There are tribal leaders, religious leaders and leaders of factions who will each jostle for a place in the sun in the new Libya . Many will test the powers and the resolve of the NTC, and its NATO backers. They will quarrel and bicker on the type of constitution to adopt; on how victors and vanquished should be treated; how Arab and Islamic they want the new Libya to be; and how to deal with the many legacies of Gaddafi’s 42 years of rule. They will have to fight over, and learn how to elect new leaders; how hundreds of thousands of young people can be disarmed and demobilized; and how trust can be rebuilt among and across communities. And they will have their arms and ammunition; and their memories and bitterness over the course of the last 9 month conflict.
The Libyan people have come through one of the worst crisis any people can go through. The killing of Gaddafi and the bestial treatment of his body may have given a small percentage of the Libyan people some satisfaction. But now the real hard work of reconciliation and rehabilitation has to begin. There is no easy way forward. Every challenge they will meet has the potential of opening up new theatres of conflict.

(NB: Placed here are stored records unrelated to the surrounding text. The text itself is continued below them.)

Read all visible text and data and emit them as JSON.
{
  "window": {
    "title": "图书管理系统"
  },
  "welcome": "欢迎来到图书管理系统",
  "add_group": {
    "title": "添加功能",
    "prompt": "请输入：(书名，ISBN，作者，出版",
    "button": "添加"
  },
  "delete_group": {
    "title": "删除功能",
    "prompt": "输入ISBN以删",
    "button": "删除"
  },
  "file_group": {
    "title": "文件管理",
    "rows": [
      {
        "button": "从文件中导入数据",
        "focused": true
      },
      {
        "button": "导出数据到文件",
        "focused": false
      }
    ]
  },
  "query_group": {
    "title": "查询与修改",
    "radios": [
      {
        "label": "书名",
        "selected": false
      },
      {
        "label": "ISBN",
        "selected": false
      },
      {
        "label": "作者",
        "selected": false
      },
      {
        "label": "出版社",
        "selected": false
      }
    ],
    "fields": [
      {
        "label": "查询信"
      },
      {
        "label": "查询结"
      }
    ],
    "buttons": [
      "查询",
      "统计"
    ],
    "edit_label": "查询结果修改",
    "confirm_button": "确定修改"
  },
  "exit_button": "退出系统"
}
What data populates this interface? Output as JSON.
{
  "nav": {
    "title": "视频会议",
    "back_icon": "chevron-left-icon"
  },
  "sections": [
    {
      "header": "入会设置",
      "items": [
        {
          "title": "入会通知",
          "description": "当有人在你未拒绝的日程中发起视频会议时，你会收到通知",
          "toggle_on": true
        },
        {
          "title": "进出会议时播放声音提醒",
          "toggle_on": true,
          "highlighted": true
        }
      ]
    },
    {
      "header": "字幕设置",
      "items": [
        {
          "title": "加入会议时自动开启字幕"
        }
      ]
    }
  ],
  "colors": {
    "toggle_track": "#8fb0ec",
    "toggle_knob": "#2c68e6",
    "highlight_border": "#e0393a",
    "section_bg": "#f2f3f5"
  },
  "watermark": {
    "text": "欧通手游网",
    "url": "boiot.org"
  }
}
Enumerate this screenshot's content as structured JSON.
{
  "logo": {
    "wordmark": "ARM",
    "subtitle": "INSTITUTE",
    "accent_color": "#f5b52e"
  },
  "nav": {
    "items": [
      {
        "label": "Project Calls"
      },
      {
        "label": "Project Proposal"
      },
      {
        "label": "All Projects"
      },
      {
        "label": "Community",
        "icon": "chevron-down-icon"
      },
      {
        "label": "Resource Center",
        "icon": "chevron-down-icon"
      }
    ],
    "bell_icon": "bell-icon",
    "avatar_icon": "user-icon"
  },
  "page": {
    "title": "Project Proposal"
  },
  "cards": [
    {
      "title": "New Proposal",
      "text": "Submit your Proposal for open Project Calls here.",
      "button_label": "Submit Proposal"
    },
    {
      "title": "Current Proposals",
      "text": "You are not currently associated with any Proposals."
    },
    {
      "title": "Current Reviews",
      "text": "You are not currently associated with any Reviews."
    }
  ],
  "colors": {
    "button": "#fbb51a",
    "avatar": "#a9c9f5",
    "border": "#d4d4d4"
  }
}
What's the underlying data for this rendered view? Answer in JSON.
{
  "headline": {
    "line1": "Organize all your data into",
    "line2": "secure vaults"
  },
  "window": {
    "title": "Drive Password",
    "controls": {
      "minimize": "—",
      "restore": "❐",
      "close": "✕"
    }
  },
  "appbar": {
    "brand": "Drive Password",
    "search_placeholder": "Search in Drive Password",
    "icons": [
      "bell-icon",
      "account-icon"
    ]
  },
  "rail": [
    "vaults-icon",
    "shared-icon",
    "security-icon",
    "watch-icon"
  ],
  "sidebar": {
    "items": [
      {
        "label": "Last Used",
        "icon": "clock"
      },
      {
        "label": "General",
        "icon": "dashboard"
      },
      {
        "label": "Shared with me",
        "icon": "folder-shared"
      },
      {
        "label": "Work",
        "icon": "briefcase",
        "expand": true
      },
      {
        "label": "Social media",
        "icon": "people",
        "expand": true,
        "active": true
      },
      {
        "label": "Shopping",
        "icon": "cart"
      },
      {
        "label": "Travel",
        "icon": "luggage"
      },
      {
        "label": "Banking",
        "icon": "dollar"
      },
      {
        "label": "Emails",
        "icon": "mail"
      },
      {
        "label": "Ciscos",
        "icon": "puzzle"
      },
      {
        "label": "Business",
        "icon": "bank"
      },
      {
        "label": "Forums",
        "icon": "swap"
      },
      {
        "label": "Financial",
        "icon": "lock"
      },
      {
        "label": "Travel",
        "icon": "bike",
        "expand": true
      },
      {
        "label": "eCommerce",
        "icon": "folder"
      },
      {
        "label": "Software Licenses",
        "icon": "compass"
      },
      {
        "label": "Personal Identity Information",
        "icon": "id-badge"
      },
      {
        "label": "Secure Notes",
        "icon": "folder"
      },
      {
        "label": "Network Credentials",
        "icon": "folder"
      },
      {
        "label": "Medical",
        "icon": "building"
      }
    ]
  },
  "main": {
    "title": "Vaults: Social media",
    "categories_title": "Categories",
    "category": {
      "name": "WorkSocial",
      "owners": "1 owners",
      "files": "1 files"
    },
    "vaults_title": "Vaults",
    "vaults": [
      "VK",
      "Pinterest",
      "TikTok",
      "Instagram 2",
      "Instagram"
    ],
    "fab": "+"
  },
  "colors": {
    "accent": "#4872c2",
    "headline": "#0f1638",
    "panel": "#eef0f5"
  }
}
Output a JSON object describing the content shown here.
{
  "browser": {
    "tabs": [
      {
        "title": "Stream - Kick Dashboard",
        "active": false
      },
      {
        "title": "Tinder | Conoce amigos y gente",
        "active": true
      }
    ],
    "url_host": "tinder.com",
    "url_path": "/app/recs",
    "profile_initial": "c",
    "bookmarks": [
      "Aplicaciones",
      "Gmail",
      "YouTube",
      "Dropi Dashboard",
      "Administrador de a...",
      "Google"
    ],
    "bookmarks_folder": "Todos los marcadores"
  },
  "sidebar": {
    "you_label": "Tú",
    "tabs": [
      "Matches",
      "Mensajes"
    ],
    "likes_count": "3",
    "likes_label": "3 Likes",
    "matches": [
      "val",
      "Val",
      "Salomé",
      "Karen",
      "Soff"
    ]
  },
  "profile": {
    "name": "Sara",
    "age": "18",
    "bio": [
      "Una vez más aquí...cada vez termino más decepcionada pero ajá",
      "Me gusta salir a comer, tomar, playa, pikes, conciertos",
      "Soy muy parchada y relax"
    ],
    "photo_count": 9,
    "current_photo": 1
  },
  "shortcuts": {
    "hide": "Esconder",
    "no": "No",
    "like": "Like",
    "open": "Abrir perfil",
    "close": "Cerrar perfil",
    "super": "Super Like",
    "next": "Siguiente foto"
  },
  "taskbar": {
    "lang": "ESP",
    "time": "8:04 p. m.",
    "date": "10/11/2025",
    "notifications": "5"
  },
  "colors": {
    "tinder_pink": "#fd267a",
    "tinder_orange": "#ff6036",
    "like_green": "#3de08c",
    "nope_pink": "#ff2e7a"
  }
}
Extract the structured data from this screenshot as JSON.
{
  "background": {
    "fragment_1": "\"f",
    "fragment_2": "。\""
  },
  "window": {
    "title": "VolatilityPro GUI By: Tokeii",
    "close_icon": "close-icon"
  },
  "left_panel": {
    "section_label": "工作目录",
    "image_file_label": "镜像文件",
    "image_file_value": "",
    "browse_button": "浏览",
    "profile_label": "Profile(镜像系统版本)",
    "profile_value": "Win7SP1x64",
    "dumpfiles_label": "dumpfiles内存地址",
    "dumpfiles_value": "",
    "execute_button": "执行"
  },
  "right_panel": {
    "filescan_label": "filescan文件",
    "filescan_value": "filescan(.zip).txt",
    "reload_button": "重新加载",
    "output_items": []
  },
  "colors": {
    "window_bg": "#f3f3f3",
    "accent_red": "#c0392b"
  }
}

They need a strong and broad-based leadership which should disarm citizens and begin the process of reconciling the people. They need NATO to lower its profile, and retreat sufficiently to allow some semblance of Libyan influence in deciding a Libyan future. They need to re-integrate with Africa and the Arab world in a manner that acquires support for them to reduce the influence of NATO, as they embark on the difficult road to a new life. They need to look at the abuses and excesses on both sides of the conflict, and commence the process of addressing the requirements of guaranteeing basic human rights, particularly for the thousands of black people who have been imprisoned on sundry and questionable suspicions. The journey of the Libyan people will be difficult because there will be arguments over routes and destinations. It will be tragic if a post-Gaddafi Libya continues to suffer because its people and leaders fail to appreciate the fact that the reverse side of Gaddafi is the emergence of a democratic system that gives every citizen a fair chance to make concrete choices over how he lives, and who governs him. It will not be easy to build that system; but failure to build it will mean an unending conflict and real potentials for prolonged civil war. This is the one destination Libyans should avoid at all cost.